Plusieurs ornithologues ont réalisé des comptages d’oiseaux sur une vingtaine de postes d’observation entre Gard et Fos-sur-Mer.
Au belvédère des Mourgues du Grès, situé entre Beaucaire et Bellegarde, plusieurs oiseaux planent au-dessus de la plaine en ce dimanche 24 novembre au matin. L’œil expert de Jean-Pierre Trouillas, président du centre ornithologique du Gard, reconnaît le rapace : il s’agit d’un milan royal. “On le voit à sa queue rouge, en forme de triangle”précise-t-il. Une espèce particulièrement attirée par la forêt riveraine du Rhône. Mais voilà, cet oiseau protégé, comme tous les autres oiseaux, est menacé par le tracé choisi de la ligne à très haute tension (THT) entre Fos-sur-Mer et Jonquières-Saint-Vincent, selon l’ornithologue. « Ils prévoient d’installer des pylônes qui devraient atteindre 60 à 80 mètres de haut, avec une vingtaine de lignes entre chaque pylône. Le problème est que le milan royal, par exemple, chasse en hauteur. Il se retrouverait donc à chasser à hauteur de ligne au risque de s’électrocuter ou de heurter les lignes. »souligne-t-il.

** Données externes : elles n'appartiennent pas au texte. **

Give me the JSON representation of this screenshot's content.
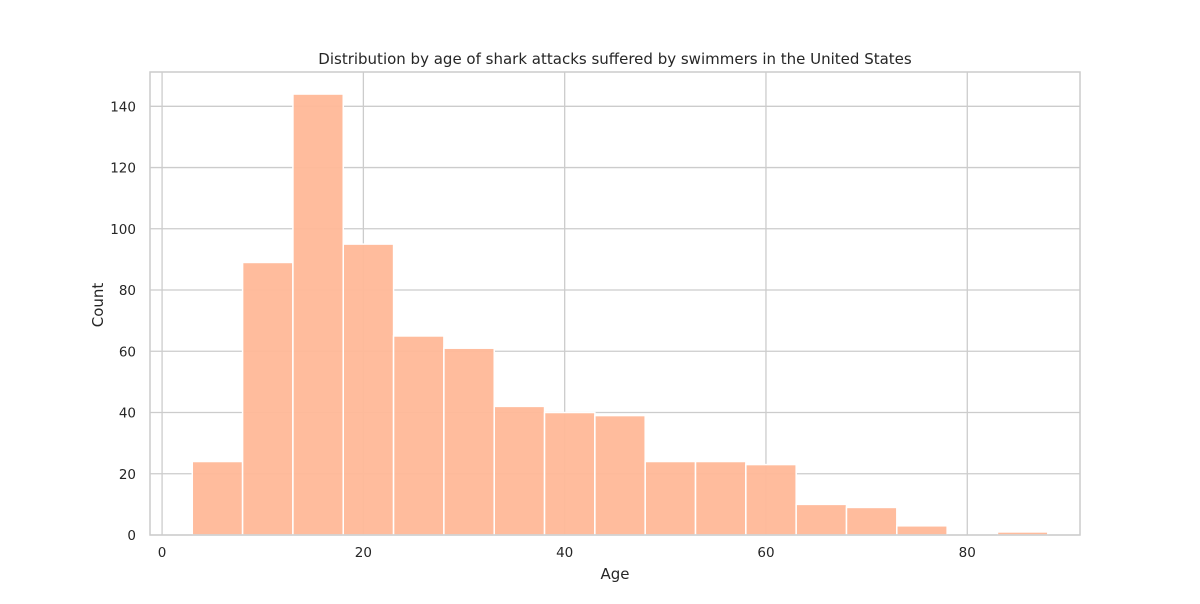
{
  "chart_data": {
    "type": "bar",
    "title": "Distribution by age of shark attacks suffered by swimmers in the United States",
    "xlabel": "Age",
    "ylabel": "Count",
    "xlim": [
      -1.2,
      91.2
    ],
    "ylim": [
      0,
      151.2
    ],
    "xticks": [
      0,
      20,
      40,
      60,
      80
    ],
    "yticks": [
      0,
      20,
      40,
      60,
      80,
      100,
      120,
      140
    ],
    "grid": true,
    "bins": [
      {
        "x0": 3,
        "x1": 8,
        "value": 24
      },
      {
        "x0": 8,
        "x1": 13,
        "value": 89
      },
      {
        "x0": 13,
        "x1": 18,
        "value": 144
      },
      {
        "x0": 18,
        "x1": 23,
        "value": 95
      },
      {
        "x0": 23,
        "x1": 28,
        "value": 65
      },
      {
        "x0": 28,
        "x1": 33,
        "value": 61
      },
      {
        "x0": 33,
        "x1": 38,
        "value": 42
      },
      {
        "x0": 38,
        "x1": 43,
        "value": 40
      },
      {
        "x0": 43,
        "x1": 48,
        "value": 39
      },
      {
        "x0": 48,
        "x1": 53,
        "value": 24
      },
      {
        "x0": 53,
        "x1": 58,
        "value": 24
      },
      {
        "x0": 58,
        "x1": 63,
        "value": 23
      },
      {
        "x0": 63,
        "x1": 68,
        "value": 10
      },
      {
        "x0": 68,
        "x1": 73,
        "value": 9
      },
      {
        "x0": 73,
        "x1": 78,
        "value": 3
      },
      {
        "x0": 78,
        "x1": 83,
        "value": 0
      },
      {
        "x0": 83,
        "x1": 88,
        "value": 1
      }
    ],
    "colors": {
      "bar_fill": "#ffb898",
      "bar_edge": "#ffffff",
      "grid": "#cccccc",
      "spine": "#cccccc",
      "text": "#262626"
    }
  }
}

Un véritable couloir stratégique pour la migration
Et le milan royal n’est pas le seul touché. Ce dimanche, outre le rapace, Jean-Pierre Trouillas a observé près d’une dizaine d’espèces et une centaine d’oiseaux en seulement une heure. Ailleurs dans le Gard, 180 outardes, près de 400 grues cendrées et trois crécerelles ont été aperçues. « Puis tout au long de l’année, nous aurons aussi des martinets noirs, des cigognes… Nous sommes dans un véritable couloir stratégique pour la migration des oiseaux qui partent du nord de l’Europe vers l’Afrique »insiste l’expert. Un comptage qui a été réalisé sur une vingtaine de postes d’observation au total, tous situés sur le tracé de la future ligne THT (400 000 volts) qui s’étend sur 65 km. Une action organisée par Naccica et CoGard.
« En Angleterre, toutes les lignes à haute tension sont enterrées »
L’objectif pour ces spécialistes est de montrer l’impact de ce projet sur les espèces migratrices. « Nous ne sommes pas contre l’idée de décarboner Fos-sur-Mer, mais planter des pylônes sur des paysages comme le nôtre n’a aucun sens. D’autant plus que nous proposons des alternatives avec la mise en décharge”insiste Luc Perrin, membre de l’Asta (association pour la préservation du Pays d’Argence) et conseiller municipal à Beaucaire. L’enfouissement est cependant jugé trop coûteux pour RTE, gestionnaire du réseau de transport d’électricité. «C’est peut-être moins cher au départ, mais à l’arrivée, quand il faudra entretenir les pylônes en cas d’incident, ça va vite s’additionner», insiste François Collard, vigneron et propriétaire du terrain où s’effectue le comptage. dehors. Et en Angleterre, toutes les lignes à haute tension sont enterrées, donc c’est possible..
Un impact sur l’agrotourisme
Lors de ce décompte, certains agriculteurs sont également venus dénoncer l’impact sur leur activité. Parmi eux, Paul Collard, vice-président des Jeunes Agriculteurs de Beaucaire et arboriculteur : « Les gens qui viennent acheter nos produits ont une certaine image des Costières de Nîmes. Ces pylônes vont déformer le lieu”souligne-t-il. Comme lui, Gaël Briez, producteur d’huiles essentielles à Un Mas en Provence, craint une baisse de son chiffre d’affaires. En effet, un des pylônes est prévu au pied de son exploitation à Bellegarde. « Et nos visites du mas et de la distillerie attirent chaque année près de 10 000 visiteurs, dont une grande majorité de touristes étrangers. Ces pylônes risquent de dissuader plus d’une personne. »il s’inquiète.
Au total, dans la matinée, près de vingt-sept espèces ont été dénombrées par les différents ornithologues sur les vingt points d’observation. Un constat qui sera communiqué au muséum d’histoire naturelle mais aussi à RTE, « pour mettre en valeur l’impact important de ce projet sur la biodiversité »concluent les organisateurs de cette action.